3. In Paragraph 1, Adding a carbonate auxiliary material to the above lithium sulfate solution to adjust the pH to 9 to 11 Method for purifying lithium sulfate solution.
4. In Paragraph 1, The above carbonate auxiliary raw material comprises at least one selected from the group consisting of Na2CO3, Li2CO3, and combinations thereof. Method for purifying lithium sulfate solution.
5. In Paragraph 1, The above magnetic foreign material comprises at least one selected from the group consisting of nickel, cobalt, chromium, and combinations thereof. Method for purifying lithium sulfate solution.
6. In Paragraph 1, The method further includes the step of adding a hydroxide auxiliary material to the above lithium sulfate solution to precipitate and remove magnesium. Method for purifying lithium sulfate solution.
7. In Paragraph 6, Adding a hydroxide auxiliary material to the above lithium sulfate solution to adjust the pH to 10 to 13 Method for purifying lithium sulfate solution.
8. In Paragraph 6, The above hydroxide auxiliary material comprises at least one selected from the group consisting of NaOH, LiOH, and combinations thereof. Method for purifying lithium sulfate solution.
9. In Paragraph 6, The step of precipitating and removing the magnetic foreign matter and the step of precipitating and removing the magnesium are performed sequentially. Method for purifying lithium sulfate solution.

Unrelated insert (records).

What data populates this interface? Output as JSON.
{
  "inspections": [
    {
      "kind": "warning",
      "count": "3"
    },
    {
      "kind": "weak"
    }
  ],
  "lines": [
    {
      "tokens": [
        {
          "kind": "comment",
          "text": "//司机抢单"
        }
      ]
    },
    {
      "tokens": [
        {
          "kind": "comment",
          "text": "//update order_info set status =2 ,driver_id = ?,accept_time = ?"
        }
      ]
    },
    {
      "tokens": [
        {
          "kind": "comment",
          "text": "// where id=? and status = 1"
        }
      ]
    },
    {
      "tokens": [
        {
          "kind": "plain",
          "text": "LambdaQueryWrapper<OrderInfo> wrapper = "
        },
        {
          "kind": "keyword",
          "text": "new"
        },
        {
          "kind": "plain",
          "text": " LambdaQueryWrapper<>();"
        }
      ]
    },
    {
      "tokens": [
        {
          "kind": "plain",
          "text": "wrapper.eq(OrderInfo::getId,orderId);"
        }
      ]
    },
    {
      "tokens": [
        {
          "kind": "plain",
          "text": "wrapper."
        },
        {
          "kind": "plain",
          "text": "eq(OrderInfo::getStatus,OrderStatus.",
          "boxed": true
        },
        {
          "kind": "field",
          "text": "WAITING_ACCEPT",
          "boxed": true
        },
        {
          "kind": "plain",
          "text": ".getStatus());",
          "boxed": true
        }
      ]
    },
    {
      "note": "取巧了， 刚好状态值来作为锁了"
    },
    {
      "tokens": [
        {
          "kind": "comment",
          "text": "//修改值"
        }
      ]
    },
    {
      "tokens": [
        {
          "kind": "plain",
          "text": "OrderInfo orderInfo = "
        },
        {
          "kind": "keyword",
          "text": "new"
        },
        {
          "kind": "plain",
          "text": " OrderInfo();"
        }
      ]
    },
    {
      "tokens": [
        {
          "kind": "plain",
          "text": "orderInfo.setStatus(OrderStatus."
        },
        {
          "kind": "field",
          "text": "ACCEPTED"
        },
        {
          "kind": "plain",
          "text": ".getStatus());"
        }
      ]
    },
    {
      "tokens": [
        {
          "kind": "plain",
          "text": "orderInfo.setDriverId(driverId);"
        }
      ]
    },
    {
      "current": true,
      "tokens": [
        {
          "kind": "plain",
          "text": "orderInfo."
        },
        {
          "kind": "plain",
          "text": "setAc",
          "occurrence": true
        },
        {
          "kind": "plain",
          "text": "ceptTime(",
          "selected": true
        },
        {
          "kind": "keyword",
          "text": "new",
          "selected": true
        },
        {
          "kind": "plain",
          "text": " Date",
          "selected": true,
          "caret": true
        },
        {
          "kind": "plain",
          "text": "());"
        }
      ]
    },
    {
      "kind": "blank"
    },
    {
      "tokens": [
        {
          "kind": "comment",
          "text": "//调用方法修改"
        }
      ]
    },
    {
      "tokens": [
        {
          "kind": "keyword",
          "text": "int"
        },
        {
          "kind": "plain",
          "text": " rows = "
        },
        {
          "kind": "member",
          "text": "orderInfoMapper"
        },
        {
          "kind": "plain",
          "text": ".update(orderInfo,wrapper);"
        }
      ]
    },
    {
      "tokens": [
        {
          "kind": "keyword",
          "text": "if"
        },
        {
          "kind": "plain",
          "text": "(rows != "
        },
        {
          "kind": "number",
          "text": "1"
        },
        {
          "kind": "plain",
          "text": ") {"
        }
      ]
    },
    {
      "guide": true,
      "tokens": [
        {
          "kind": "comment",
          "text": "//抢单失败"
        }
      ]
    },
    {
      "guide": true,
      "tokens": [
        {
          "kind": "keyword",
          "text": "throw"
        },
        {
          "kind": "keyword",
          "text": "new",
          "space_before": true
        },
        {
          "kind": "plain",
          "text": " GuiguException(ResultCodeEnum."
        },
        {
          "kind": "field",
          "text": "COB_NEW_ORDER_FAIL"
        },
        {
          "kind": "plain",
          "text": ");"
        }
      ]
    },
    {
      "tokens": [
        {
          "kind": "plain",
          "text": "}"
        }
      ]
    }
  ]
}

10. In Paragraph 1, The method further includes the step of adding a basic auxiliary material to the above lithium sulfate solution to precipitate and remove impurities, and After adding the above basic auxiliary raw material, the carbonate is added to the above lithium sulfate solution. Method for purifying lithium sulfate solution.
11. In Paragraph 10, Adding a basic auxiliary material to the above lithium sulfate solution to adjust the pH to 7 to 9 Method for purifying lithium sulfate solution.

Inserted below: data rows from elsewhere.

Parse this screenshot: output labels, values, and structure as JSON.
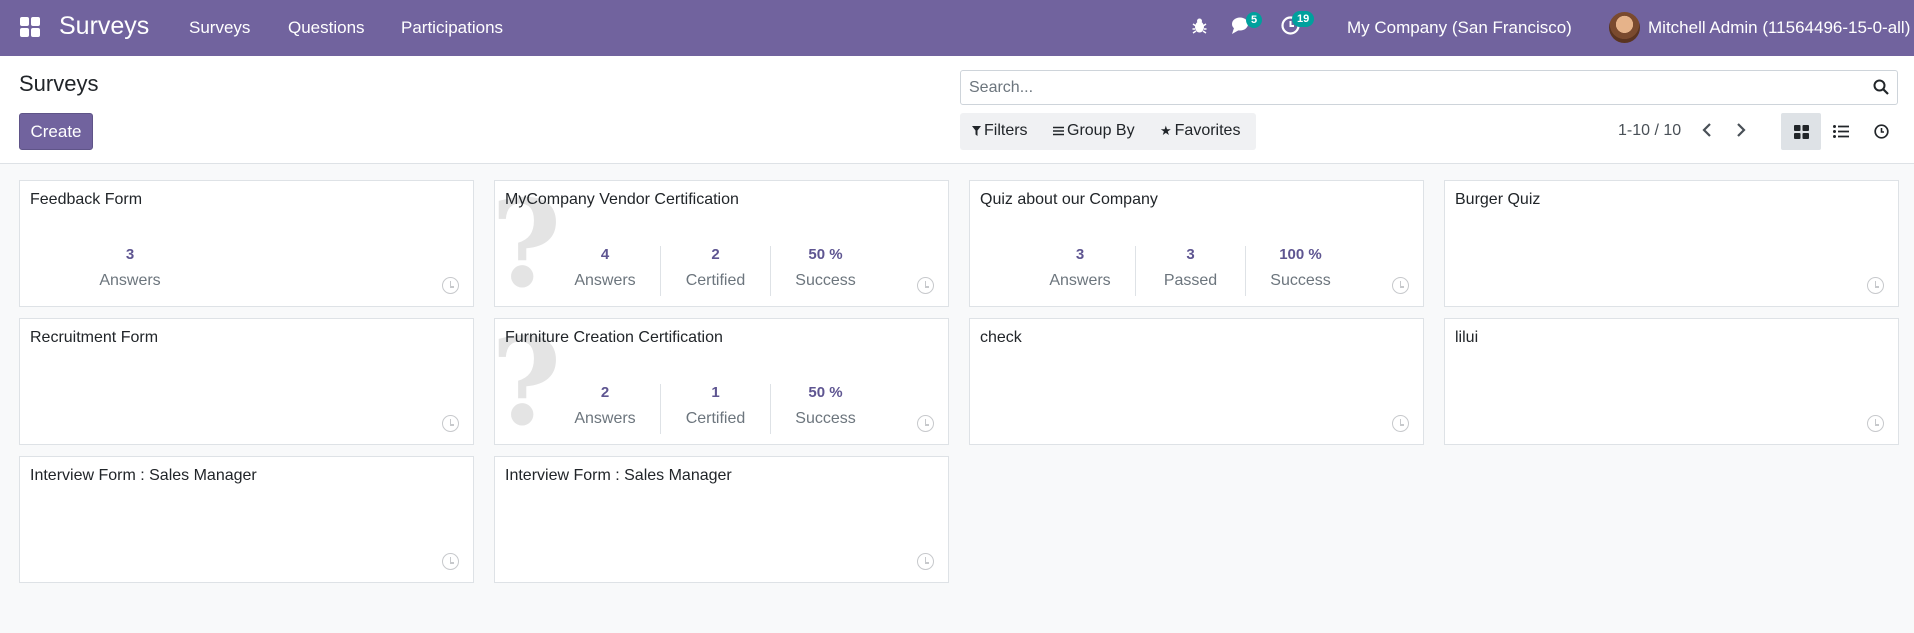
{
  "navbar": {
    "app_name": "Surveys",
    "menu": [
      "Surveys",
      "Questions",
      "Participations"
    ],
    "messages_count": "5",
    "activities_count": "19",
    "company": "My Company (San Francisco)",
    "user": "Mitchell Admin (11564496-15-0-all)"
  },
  "control": {
    "title": "Surveys",
    "create_label": "Create",
    "search_placeholder": "Search...",
    "filters_label": "Filters",
    "groupby_label": "Group By",
    "favorites_label": "Favorites",
    "pager": "1-10 / 10"
  },
  "cards": [
    {
      "title": "Feedback Form",
      "stats": [
        {
          "value": "3",
          "label": "Answers"
        }
      ]
    },
    {
      "title": "MyCompany Vendor Certification",
      "stats": [
        {
          "value": "4",
          "label": "Answers"
        },
        {
          "value": "2",
          "label": "Certified"
        },
        {
          "value": "50 %",
          "label": "Success"
        }
      ]
    },
    {
      "title": "Quiz about our Company",
      "stats": [
        {
          "value": "3",
          "label": "Answers"
        },
        {
          "value": "3",
          "label": "Passed"
        },
        {
          "value": "100 %",
          "label": "Success"
        }
      ]
    },
    {
      "title": "Burger Quiz",
      "stats": []
    },
    {
      "title": "Recruitment Form",
      "stats": []
    },
    {
      "title": "Furniture Creation Certification",
      "stats": [
        {
          "value": "2",
          "label": "Answers"
        },
        {
          "value": "1",
          "label": "Certified"
        },
        {
          "value": "50 %",
          "label": "Success"
        }
      ]
    },
    {
      "title": "check",
      "stats": []
    },
    {
      "title": "lilui",
      "stats": []
    },
    {
      "title": "Interview Form : Sales Manager",
      "stats": []
    },
    {
      "title": "Interview Form : Sales Manager",
      "stats": []
    }
  ],
  "colors": {
    "brand": "#71639e",
    "badge": "#00a09d",
    "stat_value": "#5e5591"
  },
  "icons": {
    "apps": "grid-icon",
    "debug": "bug-icon",
    "messages": "chat-icon",
    "activities": "clock-icon",
    "search": "search-icon"
  }
}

12. In Paragraph 10, The above basic auxiliary raw material comprises at least one selected from the group consisting of NaOH, LiOH, Ca(OH)2, CaCO3, CaO, and combinations thereof. Method for purifying lithium sulfate solution.
13. In Paragraph 12, The impurity precipitated by adding the above basic auxiliary raw material comprises at least one selected from the group consisting of silica, aluminum, iron, and combinations thereof. Method for purifying lithium sulfate solution.
14. In Paragraph 1, The above lithium-containing ore and the above crushed waste refractory material are mixed in a mass ratio of 86 to 96: 4 to 14. Method for purifying lithium sulfate solution.
15. In Paragraph 1, The above lithium-containing ore includes spodumene Method for purifying lithium sulfate solution.